PPS 166/HIST 166A: The Insurgent South

Robert Korstad


Les Todd.


Be proud to be a rebel 'cause the South's gonna do it again....
--The Charlie Daniels Band

The notion that the South will rise again has been hammered into the heads of Southerners and the rest of the nation alike, and is commonly used as a stereotype of the typical Southern attitude. While there is a very good chance that the South will not again secede, Robert Korstad is hoping to show students in his class "The Insurgent South" that, since the Civil War, the South has in fact been rising constantly against the powers-that-be.

Korstad, an associate professor of public policy studies and history, has taught the course twice before, and hopes to continue increasing awareness about Southern history. "One thing that I'm trying to accomplish with the course," he says, "is to give students a little better understanding and appreciation of how indigenous insurgent movements have developed and the kind of impact they've had on the South." In order to achieve such a large feat in such a short time, he has divided the course into four chronological sections, beginning with Reconstruction and ending with 1960s conservatism. "There will be some overlap," he says, "but I'm also trying to show how one movement influenced another."

Along with weekly readings, "The Insurgent South" incorporates audio and visual components to give students a better understanding of what people of the time were experiencing. Korstad runs a documentary film series four evenings throughout the semester, in conjunction with what is being taught at the time. This semester, in addition, the class is a designated iPod course, which means that each student who enrolls receives an iPod for class use and is allowed to keep it.

Korstad is hoping to integrate these iPods in three different ways. First, there will be public speeches available for students to download, including William Jennings Bryan's "Cross of Gold" speech, Franklin Delano Roosevelt's fireside chats, and various speeches by Martin Luther King Jr.

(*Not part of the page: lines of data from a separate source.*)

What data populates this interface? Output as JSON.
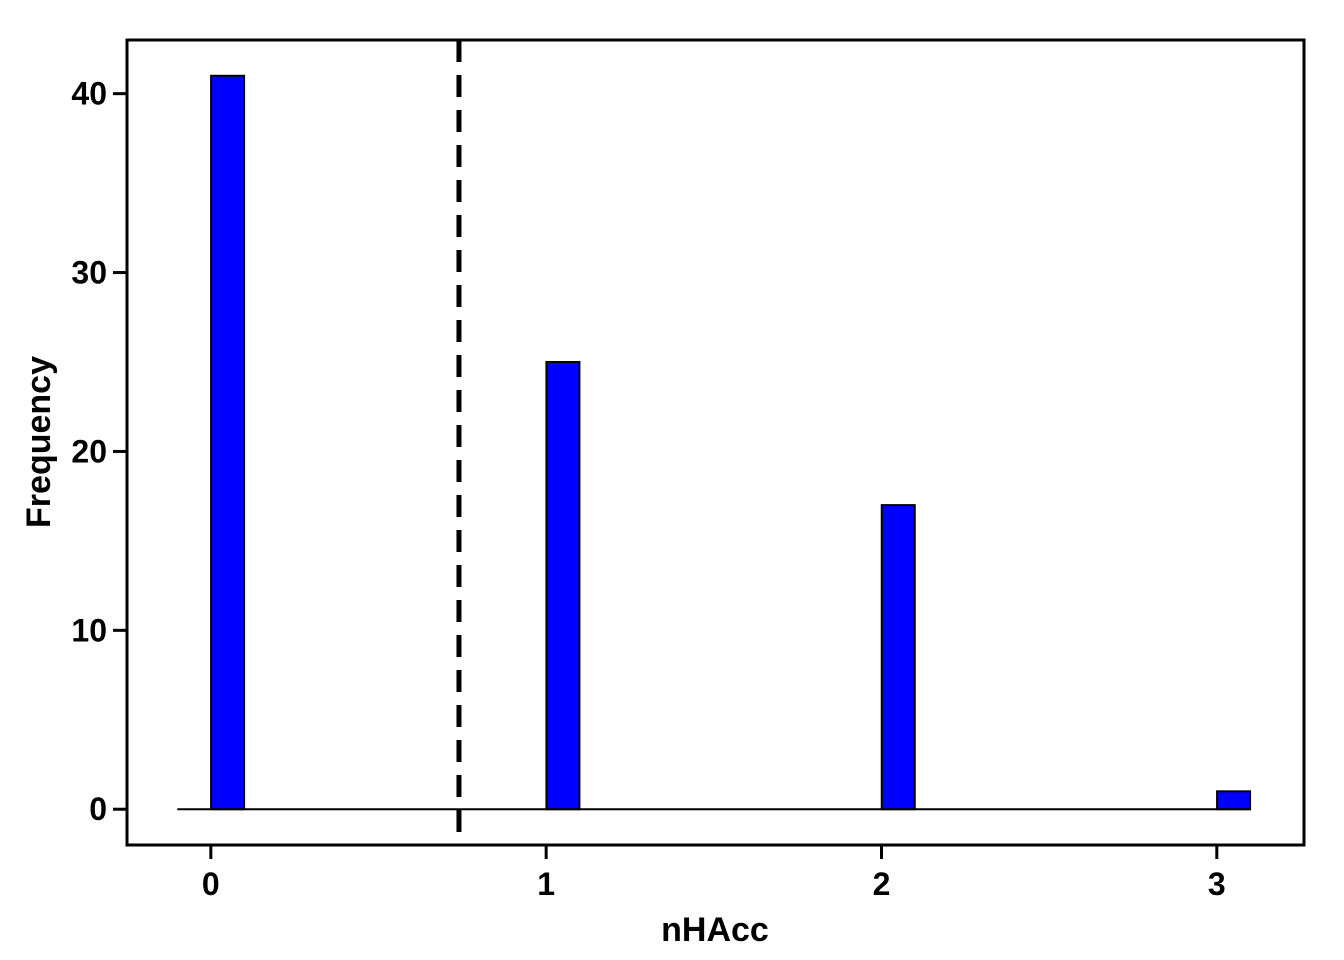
{
  "chart_data": {
    "type": "bar",
    "title": "",
    "xlabel": "nHAcc",
    "ylabel": "Frequency",
    "x": [
      0,
      1,
      2,
      3
    ],
    "values": [
      41,
      25,
      17,
      1
    ],
    "xticks": [
      "0",
      "1",
      "2",
      "3"
    ],
    "yticks": [
      "0",
      "10",
      "20",
      "30",
      "40"
    ],
    "xlim": [
      -0.25,
      3.26
    ],
    "ylim": [
      -2,
      43
    ],
    "vline": {
      "x": 0.74,
      "style": "dashed"
    },
    "colors": {
      "bar": "#0000ff",
      "stroke": "#000000"
    },
    "grid": false,
    "legend": "none"
  }
}
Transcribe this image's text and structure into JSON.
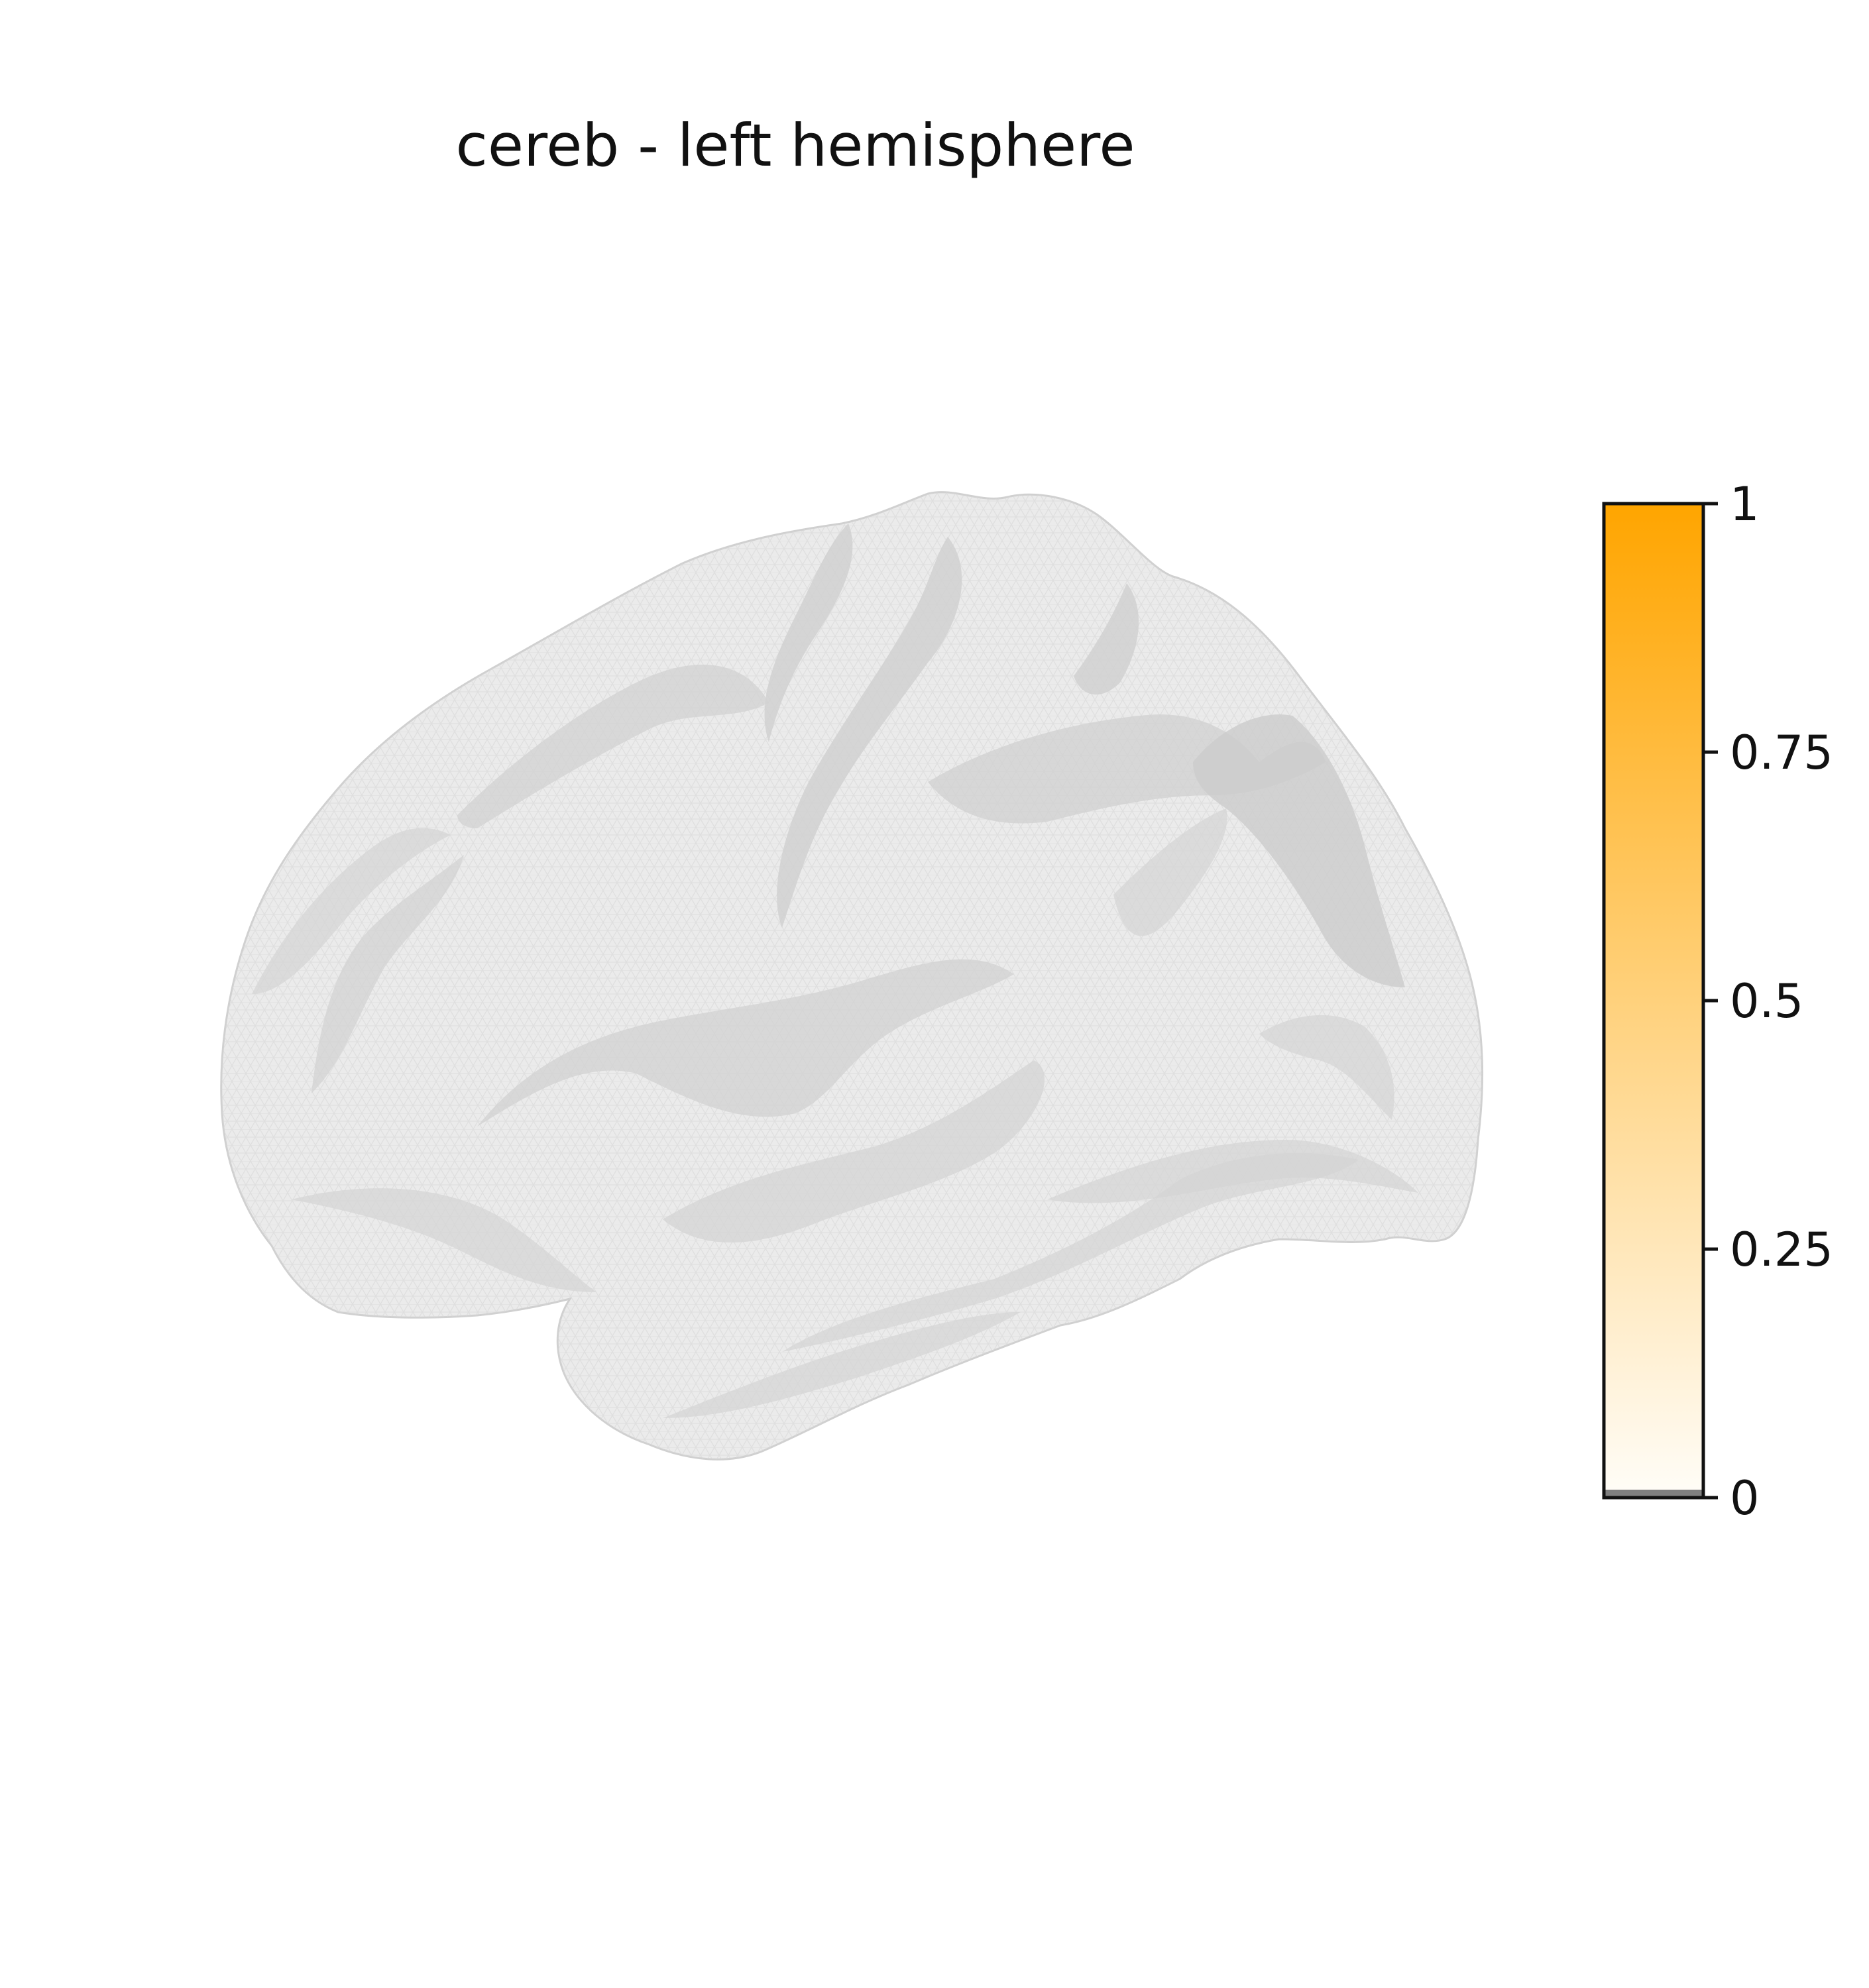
{
  "title": "cereb - left hemisphere",
  "colorbar": {
    "min": 0,
    "max": 1,
    "ticks": [
      {
        "value": 0,
        "label": "0"
      },
      {
        "value": 0.25,
        "label": "0.25"
      },
      {
        "value": 0.5,
        "label": "0.5"
      },
      {
        "value": 0.75,
        "label": "0.75"
      },
      {
        "value": 1,
        "label": "1"
      }
    ],
    "color_low": "#fffdf8",
    "color_high": "#ffa500",
    "below_min_color": "#7f7f7f"
  },
  "surface": {
    "base_color": "#ebebeb",
    "sulcus_color": "#cfcfcf",
    "mesh_color": "#d2d2d2"
  }
}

Second, many of the books that the class uses have been built around oral-history projects, and so students will be able to hear interview excerpts. Finally, Korstad will give students a sampling of protest songs that coincide with the various movements. He says he is optimistic that using the iPods will "add another dimension to the class that I haven't been able to have before."

His main goal for "The Insurgent South" is simply to expand students' knowledge of the land below the Mason-Dixon Line, he says. "This course really fits with what I've been studying and writing about for years. My personal aim for the course is to give students the same appreciation that I have for the South."

No Prerequisites


William Cooper Jr. and Thomas E. Terrill, The American South: A History, Volume II

Jacqueline Dowd Hall, Revolt against Chivalry: Jesse Daniels Ames and the Women's Campaign against Lynching

Robert Korstad, Civil Rights Unionism: Tobacco Workers and the Struggle for Democracy in the Mid-Twentieth Century South

Charles Payne, I've Got the Light of Freedom: The Organizing Tradition and the Mississippi Freedom Movement

Various articles provided on electronic reserves.


One-page commentaries on the readings for twenty of the twenty-six class periods
One ten-page research paper
One final exam
Class participation


Robert A. Korstad grew up in Greensboro, North Carolina, and earned both his undergraduate and Ph.D. degrees from the University of North Carolina at Chapel Hill. He became an assistant professor at Duke in 1994 and an associate professor in 2001. His research focuses on Southern labor history and African-American history in the South. He has been the director of the B.N. Duke and Trinity Scholars Program since 2000.